期刊:Social Science Research Network [Social Science Electronic Publishing] 日期:2022-01-01
标识
DOI:10.2139/ssrn.4308307
摘要
In this paper, we propose a novel dynamic label assignment method, Optimal Action Segment Assignment (OASA) for temporal action detection (TAD). The proposed OASA converts label assignment into an optimal transportation problem by computing the cost matrix between predicted temporal action segments and groundtruths. The unit transportation cost between a predicted temporal segment and a groundtruth pair is defined as the weighted summation of action classification loss and temporal localization loss. In addition, we deploy Adaptive Estimation of Candidate Segment Number (AE-CSN) to adaptively determine the number of positive samples for each groundtruth. After formulation, the label assignment problem is converted to find a global optimal assignment plan by minimizing the cost. Therefore, OASA eliminates the prior parameters that need to be designed manually which exists in fixed label assignment and improves the generalization of the algorithm between different datasets.
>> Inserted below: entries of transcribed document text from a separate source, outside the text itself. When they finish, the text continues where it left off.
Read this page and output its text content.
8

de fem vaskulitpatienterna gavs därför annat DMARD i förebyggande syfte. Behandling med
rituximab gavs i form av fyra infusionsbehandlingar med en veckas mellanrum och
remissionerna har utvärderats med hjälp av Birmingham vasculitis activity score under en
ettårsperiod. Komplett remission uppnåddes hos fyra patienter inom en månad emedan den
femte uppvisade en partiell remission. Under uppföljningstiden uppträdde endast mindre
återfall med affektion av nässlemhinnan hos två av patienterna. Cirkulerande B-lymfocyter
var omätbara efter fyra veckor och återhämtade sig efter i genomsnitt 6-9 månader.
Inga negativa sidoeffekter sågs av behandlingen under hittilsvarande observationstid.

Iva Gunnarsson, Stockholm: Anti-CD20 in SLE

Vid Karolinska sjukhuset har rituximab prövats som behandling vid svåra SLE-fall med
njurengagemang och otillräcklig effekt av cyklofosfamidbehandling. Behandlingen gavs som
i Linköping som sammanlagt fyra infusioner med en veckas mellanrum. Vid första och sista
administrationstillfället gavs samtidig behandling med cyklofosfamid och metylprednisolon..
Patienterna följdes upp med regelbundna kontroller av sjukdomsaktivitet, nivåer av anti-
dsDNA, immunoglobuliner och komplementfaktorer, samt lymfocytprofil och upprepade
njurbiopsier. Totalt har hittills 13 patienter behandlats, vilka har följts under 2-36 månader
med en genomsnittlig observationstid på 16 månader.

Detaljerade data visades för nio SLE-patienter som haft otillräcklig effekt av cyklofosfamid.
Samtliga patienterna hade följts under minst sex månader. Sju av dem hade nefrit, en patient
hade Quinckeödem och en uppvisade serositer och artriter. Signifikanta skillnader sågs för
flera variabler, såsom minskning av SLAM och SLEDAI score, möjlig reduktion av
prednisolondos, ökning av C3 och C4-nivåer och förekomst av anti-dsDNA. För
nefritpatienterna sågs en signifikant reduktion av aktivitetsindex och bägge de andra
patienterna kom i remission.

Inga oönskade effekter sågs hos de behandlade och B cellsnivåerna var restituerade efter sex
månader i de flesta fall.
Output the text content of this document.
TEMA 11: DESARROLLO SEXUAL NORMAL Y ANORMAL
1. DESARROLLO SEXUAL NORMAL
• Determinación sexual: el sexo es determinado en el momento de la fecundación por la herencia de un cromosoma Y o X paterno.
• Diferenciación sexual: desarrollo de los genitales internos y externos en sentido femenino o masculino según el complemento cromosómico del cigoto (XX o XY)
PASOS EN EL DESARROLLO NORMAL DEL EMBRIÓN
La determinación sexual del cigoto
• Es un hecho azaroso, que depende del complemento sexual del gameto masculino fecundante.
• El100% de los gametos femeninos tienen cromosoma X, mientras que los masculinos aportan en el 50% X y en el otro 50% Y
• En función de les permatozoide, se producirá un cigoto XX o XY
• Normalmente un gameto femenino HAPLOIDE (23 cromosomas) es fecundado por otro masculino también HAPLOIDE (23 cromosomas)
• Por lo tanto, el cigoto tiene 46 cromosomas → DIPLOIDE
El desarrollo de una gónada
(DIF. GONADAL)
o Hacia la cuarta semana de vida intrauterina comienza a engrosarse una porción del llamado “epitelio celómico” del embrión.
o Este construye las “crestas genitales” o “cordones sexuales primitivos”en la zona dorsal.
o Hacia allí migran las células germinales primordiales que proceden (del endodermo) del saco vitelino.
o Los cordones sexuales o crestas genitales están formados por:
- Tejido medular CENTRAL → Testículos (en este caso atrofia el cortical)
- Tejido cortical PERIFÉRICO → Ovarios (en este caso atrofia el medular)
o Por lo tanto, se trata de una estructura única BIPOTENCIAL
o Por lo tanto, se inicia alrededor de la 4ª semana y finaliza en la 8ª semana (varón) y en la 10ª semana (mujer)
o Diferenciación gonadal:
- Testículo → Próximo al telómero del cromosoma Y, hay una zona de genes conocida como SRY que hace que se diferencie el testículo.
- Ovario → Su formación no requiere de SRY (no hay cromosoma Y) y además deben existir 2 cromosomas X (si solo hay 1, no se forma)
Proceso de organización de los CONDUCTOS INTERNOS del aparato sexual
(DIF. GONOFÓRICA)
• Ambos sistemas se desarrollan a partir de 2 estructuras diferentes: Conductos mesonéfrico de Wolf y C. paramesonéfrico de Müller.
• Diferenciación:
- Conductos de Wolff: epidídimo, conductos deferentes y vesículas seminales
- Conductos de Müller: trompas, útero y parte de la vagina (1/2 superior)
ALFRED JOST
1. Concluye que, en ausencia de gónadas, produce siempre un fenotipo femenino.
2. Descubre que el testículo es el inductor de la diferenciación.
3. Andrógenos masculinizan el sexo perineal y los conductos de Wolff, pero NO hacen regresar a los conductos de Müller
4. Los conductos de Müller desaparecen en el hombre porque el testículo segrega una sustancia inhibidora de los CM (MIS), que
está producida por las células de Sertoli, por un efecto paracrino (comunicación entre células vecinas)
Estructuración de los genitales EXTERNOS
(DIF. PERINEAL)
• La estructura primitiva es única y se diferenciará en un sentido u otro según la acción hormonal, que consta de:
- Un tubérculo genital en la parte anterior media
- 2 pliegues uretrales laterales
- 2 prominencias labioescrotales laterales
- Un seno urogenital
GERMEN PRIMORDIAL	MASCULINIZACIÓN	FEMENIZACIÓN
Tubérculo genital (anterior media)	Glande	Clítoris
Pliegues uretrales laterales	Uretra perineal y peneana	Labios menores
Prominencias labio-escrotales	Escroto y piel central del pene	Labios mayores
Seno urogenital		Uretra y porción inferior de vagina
To evaluate OASA, we also design a simple anchor-free temporal action detector, ActionMixer. It consists of Temporal Mixer and Channel Mixer. Temporal Mixer employs depth-wise convolution layers wit large kernels to capture temporal information, and Channel Mixer mixes and extracts features across channel dimension. Extensive experiments on THUMOS-14, ActivityNet-1.3, and EPIC-Kitchens-100 show that ActionMixer equipped with OASA achieves state-of-the-art performance, surpassing other advanced temporal action detection methods.